The blacksmith forced a short laugh.
“You'd best go and hire yourself to the Quakers. They would welcome a woman preacher, no doubt.”
She would have bartered away years of her life at this instant for one glimpse of what was going on in that man's heart. If she had found corruption there, sin and crime, she would have thanked God for it as for manna from above. Rotha clutched the keys beneath her cloak and subdued her anger.
“You scarce seem yourself to-day, Mr. Garth,” she said.
“All the better,” he replied, with a mocking laugh. “I've heard that they say my own sel' is a bad sel'.”

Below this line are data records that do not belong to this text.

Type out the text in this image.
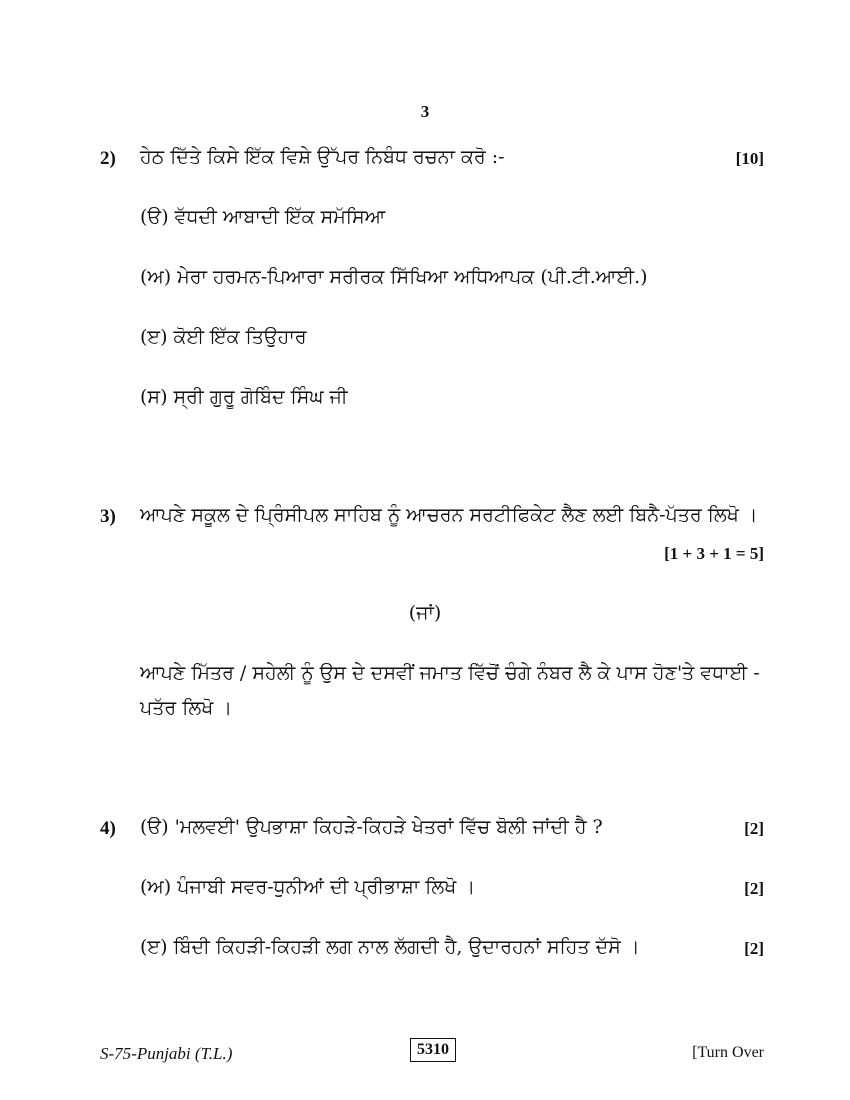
3
2) ਹੇਠ ਦਿੱਤੇ ਕਿਸੇ ਇੱਕ ਵਿਸ਼ੇ ਉੱਪਰ ਨਿਬੰਧ ਰਚਨਾ ਕਰੋ :-	[10]
(ੳ) ਵੱਧਦੀ ਆਬਾਦੀ ਇੱਕ ਸਮੱਸਿਆ
(ਅ) ਮੇਰਾ ਹਰਮਨ-ਪਿਆਰਾ ਸਰੀਰਕ ਸਿੱਖਿਆ ਅਧਿਆਪਕ (ਪੀ.ਟੀ.ਆਈ.)
(ੲ) ਕੋਈ ਇੱਕ ਤਿਉਹਾਰ
(ਸ) ਸ੍ਰੀ ਗੁਰੂ ਗੋਬਿੰਦ ਸਿੰਘ ਜੀ
3) ਆਪਣੇ ਸਕੂਲ ਦੇ ਪ੍ਰਿੰਸੀਪਲ ਸਾਹਿਬ ਨੂੰ ਆਚਰਨ ਸਰਟੀਫਿਕੇਟ ਲੈਣ ਲਈ ਬਿਨੈ-ਪੱਤਰ ਲਿਖੋ ।
[1 + 3 + 1 = 5]
(ਜਾਂ)
ਆਪਣੇ ਮਿੱਤਰ / ਸਹੇਲੀ ਨੂੰ ਉਸ ਦੇ ਦਸਵੀਂ ਜਮਾਤ ਵਿੱਚੋਂ ਚੰਗੇ ਨੰਬਰ ਲੈ ਕੇ ਪਾਸ ਹੋਣ'ਤੇ ਵਧਾਈ - ਪਤੱਰ ਲਿਖੋ ।
4) (ੳ) 'ਮਲਵਈ' ਉਪਭਾਸ਼ਾ ਕਿਹੜੇ-ਕਿਹੜੇ ਖੇਤਰਾਂ ਵਿੱਚ ਬੋਲੀ ਜਾਂਦੀ ਹੈ ?	[2]
(ਅ) ਪੰਜਾਬੀ ਸਵਰ-ਧੁਨੀਆਂ ਦੀ ਪ੍ਰੀਭਾਸ਼ਾ ਲਿਖੋ ।	[2]
(ੲ) ਬਿੰਦੀ ਕਿਹੜੀ-ਕਿਹੜੀ ਲਗ ਨਾਲ ਲੱਗਦੀ ਹੈ, ਉਦਾਰਹਨਾਂ ਸਹਿਤ ਦੱਸੋ ।	[2]
S-75-Punjabi (T.L.)	5310	[Turn Over
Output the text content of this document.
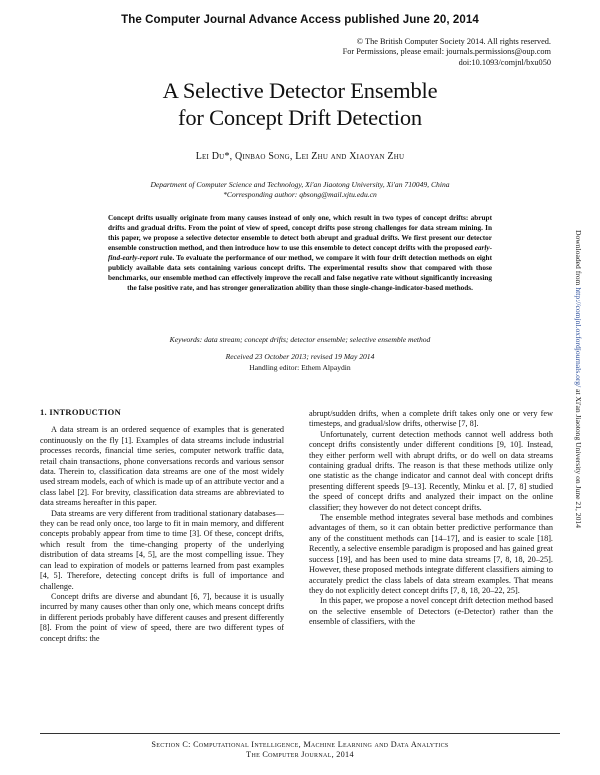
The Computer Journal Advance Access published June 20, 2014
© The British Computer Society 2014. All rights reserved.
For Permissions, please email: journals.permissions@oup.com
doi:10.1093/comjnl/bxu050
A Selective Detector Ensemble
for Concept Drift Detection
Lei Du*, Qinbao Song, Lei Zhu and Xiaoyan Zhu
Department of Computer Science and Technology, Xi'an Jiaotong University, Xi'an 710049, China
*Corresponding author: qbsong@mail.xjtu.edu.cn

Concept drifts usually originate from many causes instead of only one, which result in two types of concept drifts: abrupt drifts and gradual drifts. From the point of view of speed, concept drifts pose strong challenges for data stream mining. In this paper, we propose a selective detector ensemble to detect both abrupt and gradual drifts. We first present our detector ensemble construction method, and then introduce how to use this ensemble to detect concept drifts with the proposed early-find-early-report rule. To evaluate the performance of our method, we compare it with four drift detection methods on eight publicly available data sets containing various concept drifts. The experimental results show that compared with those benchmarks, our ensemble method can effectively improve the recall and false negative rate without significantly increasing the false positive rate, and has stronger generalization ability than those single-change-indicator-based methods.

Keywords: data stream; concept drifts; detector ensemble; selective ensemble method
Received 23 October 2013; revised 19 May 2014
Handling editor: Ethem Alpaydin
Downloaded from http://comjnl.oxfordjournals.org/ at Xi'an Jiaotong University on June 21, 2014
1. INTRODUCTION

A data stream is an ordered sequence of examples that is generated continuously on the fly [1]. Examples of data streams include industrial processes records, financial time series, computer network traffic data, retail chain transactions, phone conversations records and various sensor data. Therein to, classification data streams are one of the most widely used stream models, each of which is made up of an attribute vector and a class label [2]. For brevity, classification data streams are abbreviated to data streams hereafter in this paper.

Data streams are very different from traditional stationary databases—they can be read only once, too large to fit in main memory, and different concepts probably appear from time to time [3]. Of these, concept drifts, which result from the time-changing property of the underlying distribution of data streams [4, 5], are the most compelling issue. They can lead to expiration of models or patterns learned from past examples [4, 5]. Therefore, detecting concept drifts is full of importance and challenge.

Concept drifts are diverse and abundant [6, 7], because it is usually incurred by many causes other than only one, which means concept drifts in different periods probably have different causes and present differently [8]. From the point of view of speed, there are two different types of concept drifts: the

abrupt/sudden drifts, when a complete drift takes only one or very few timesteps, and gradual/slow drifts, otherwise [7, 8].

Unfortunately, current detection methods cannot well address both concept drifts consistently under different conditions [9, 10]. Instead, they either perform well with abrupt drifts, or do well on data streams containing gradual drifts. The reason is that these methods utilize only one statistic as the change indicator and cannot deal with concept drifts presenting different speeds [9–13]. Recently, Minku et al. [7, 8] studied the speed of concept drifts and analyzed their impact on the online classifier; they however do not detect concept drifts.

The ensemble method integrates several base methods and combines advantages of them, so it can obtain better predictive performance than any of the constituent methods can [14–17], and is easier to scale [18]. Recently, a selective ensemble paradigm is proposed and has gained great success [19], and has been used to mine data streams [7, 8, 18, 20–25]. However, these proposed methods integrate different classifiers aiming to accurately predict the class labels of data stream examples. That means they do not explicitly detect concept drifts [7, 8, 18, 20–22, 25].

In this paper, we propose a novel concept drift detection method based on the selective ensemble of Detectors (e-Detector) rather than the ensemble of classifiers, with the

Section C: Computational Intelligence, Machine Learning and Data Analytics
The Computer Journal, 2014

The words were hardly off his lips when he turned again sharply and faced Rotha with an inquiring look. He had reminded himself of a common piece of his mother's counsel; but in the first flash of recollection it had almost appeared to him that the words had been Rotha's, not his.
The girl's face was as tender as a Madonna's.

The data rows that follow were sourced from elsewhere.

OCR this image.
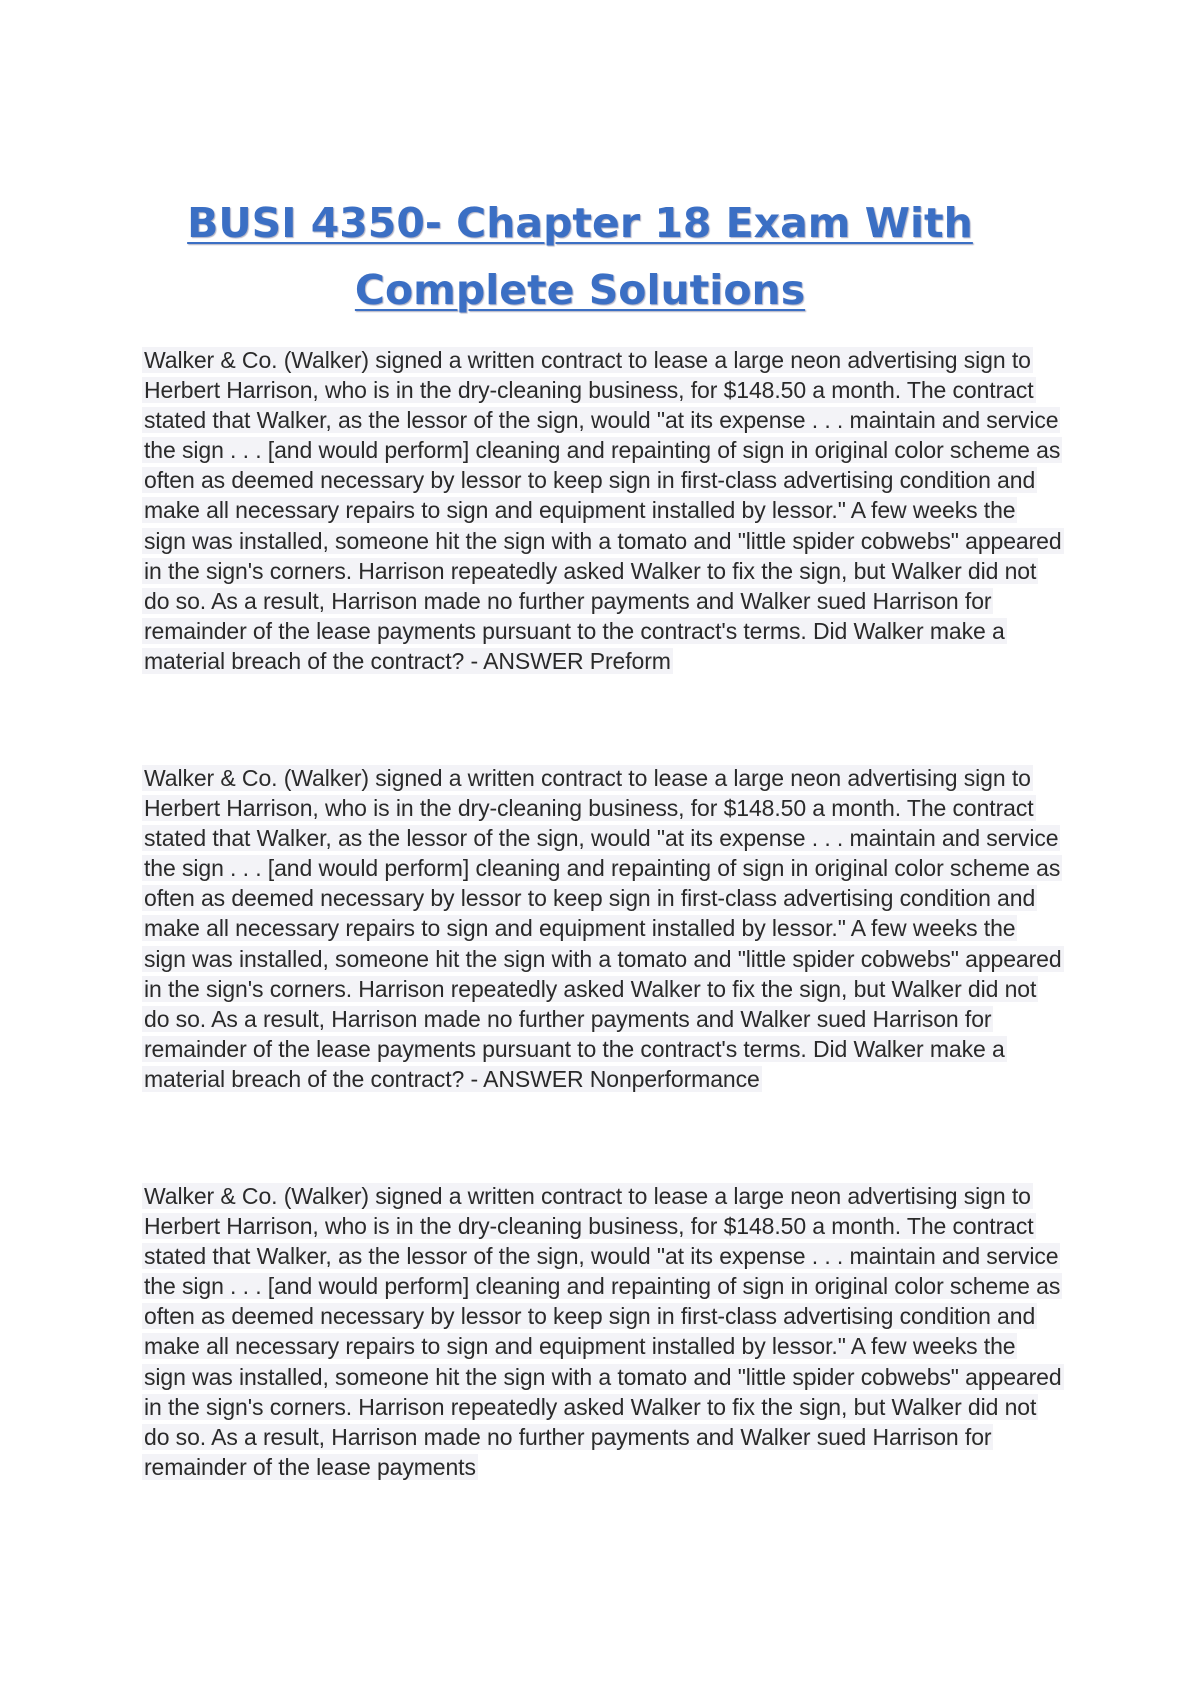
BUSI 4350- Chapter 18 Exam With
Complete Solutions

Walker & Co. (Walker) signed a written contract to lease a large neon advertising sign to Herbert Harrison, who is in the dry-cleaning business, for $148.50 a month. The contract stated that Walker, as the lessor of the sign, would "at its expense . . . maintain and service the sign . . . [and would perform] cleaning and repainting of sign in original color scheme as often as deemed necessary by lessor to keep sign in first-class advertising condition and make all necessary repairs to sign and equipment installed by lessor." A few weeks the sign was installed, someone hit the sign with a tomato and "little spider cobwebs" appeared in the sign's corners. Harrison repeatedly asked Walker to fix the sign, but Walker did not do so. As a result, Harrison made no further payments and Walker sued Harrison for remainder of the lease payments pursuant to the contract's terms. Did Walker make a material breach of the contract? - ANSWER Preform

Walker & Co. (Walker) signed a written contract to lease a large neon advertising sign to Herbert Harrison, who is in the dry-cleaning business, for $148.50 a month. The contract stated that Walker, as the lessor of the sign, would "at its expense . . . maintain and service the sign . . . [and would perform] cleaning and repainting of sign in original color scheme as often as deemed necessary by lessor to keep sign in first-class advertising condition and make all necessary repairs to sign and equipment installed by lessor." A few weeks the sign was installed, someone hit the sign with a tomato and "little spider cobwebs" appeared in the sign's corners. Harrison repeatedly asked Walker to fix the sign, but Walker did not do so. As a result, Harrison made no further payments and Walker sued Harrison for remainder of the lease payments pursuant to the contract's terms. Did Walker make a material breach of the contract? - ANSWER Nonperformance

Walker & Co. (Walker) signed a written contract to lease a large neon advertising sign to Herbert Harrison, who is in the dry-cleaning business, for $148.50 a month. The contract stated that Walker, as the lessor of the sign, would "at its expense . . . maintain and service the sign . . . [and would perform] cleaning and repainting of sign in original color scheme as often as deemed necessary by lessor to keep sign in first-class advertising condition and make all necessary repairs to sign and equipment installed by lessor." A few weeks the sign was installed, someone hit the sign with a tomato and "little spider cobwebs" appeared in the sign's corners. Harrison repeatedly asked Walker to fix the sign, but Walker did not do so. As a result, Harrison made no further payments and Walker sued Harrison for remainder of the lease payments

“Maybe I am a little bit out of sorts to-day; maybe so. I've felt daizt this last week end; I have, somehow.”
Rotha left him a minute afterwards. Continuing her journey, she drew the bunch of keys from under her cloak and examined them.

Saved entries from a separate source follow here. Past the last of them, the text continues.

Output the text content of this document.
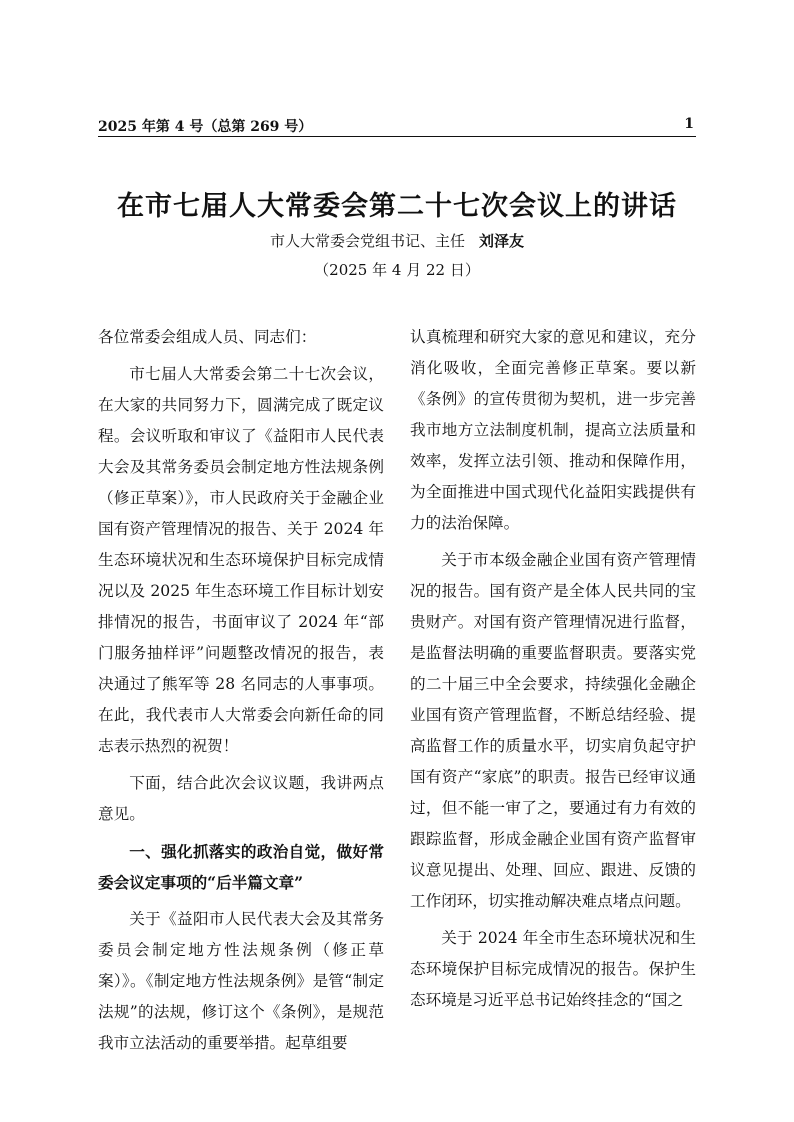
2025 年第 4 号（总第 269 号）	1
在市七届人大常委会第二十七次会议上的讲话
市人大常委会党组书记、主任 刘泽友
（2025 年 4 月 22 日）

各位常委会组成人员、同志们：

市七届人大常委会第二十七次会议，在大家的共同努力下，圆满完成了既定议程。会议听取和审议了《益阳市人民代表大会及其常务委员会制定地方性法规条例（修正草案）》，市人民政府关于金融企业国有资产管理情况的报告、关于 2024 年生态环境状况和生态环境保护目标完成情况以及 2025 年生态环境工作目标计划安排情况的报告，书面审议了 2024 年“部门服务抽样评”问题整改情况的报告，表决通过了熊军等 28 名同志的人事事项。在此，我代表市人大常委会向新任命的同志表示热烈的祝贺！

下面，结合此次会议议题，我讲两点意见。

一、强化抓落实的政治自觉，做好常委会议定事项的“后半篇文章”

关于《益阳市人民代表大会及其常务委员会制定地方性法规条例（修正草案）》。《制定地方性法规条例》是管“制定法规”的法规，修订这个《条例》，是规范我市立法活动的重要举措。起草组要

认真梳理和研究大家的意见和建议，充分消化吸收，全面完善修正草案。要以新《条例》的宣传贯彻为契机，进一步完善我市地方立法制度机制，提高立法质量和效率，发挥立法引领、推动和保障作用，为全面推进中国式现代化益阳实践提供有力的法治保障。

关于市本级金融企业国有资产管理情况的报告。国有资产是全体人民共同的宝贵财产。对国有资产管理情况进行监督，是监督法明确的重要监督职责。要落实党的二十届三中全会要求，持续强化金融企业国有资产管理监督，不断总结经验、提高监督工作的质量水平，切实肩负起守护国有资产“家底”的职责。报告已经审议通过，但不能一审了之，要通过有力有效的跟踪监督，形成金融企业国有资产监督审议意见提出、处理、回应、跟进、反馈的工作闭环，切实推动解决难点堵点问题。

关于 2024 年全市生态环境状况和生态环境保护目标完成情况的报告。保护生态环境是习近平总书记始终挂念的“国之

They were the same that she had found attached to Wilson's trunk on the night of her own and Mrs. Garth's visit to the deserted cottage at Fornside. There were perhaps twenty keys in all, but two only bore any signs of recent or frequent use. One of these was marked with a cross scratched roughly on the flat of the ring. The other had a piece of white tape wrapped about the shaft. The rest of the keys were worn red with thick encrustation of rust. And now, by the power of love, this girl with the face of an angel in its sweetness and simplicity—this girl, usually as tremulous as a linnet—was about to do what a callous man might shrink from.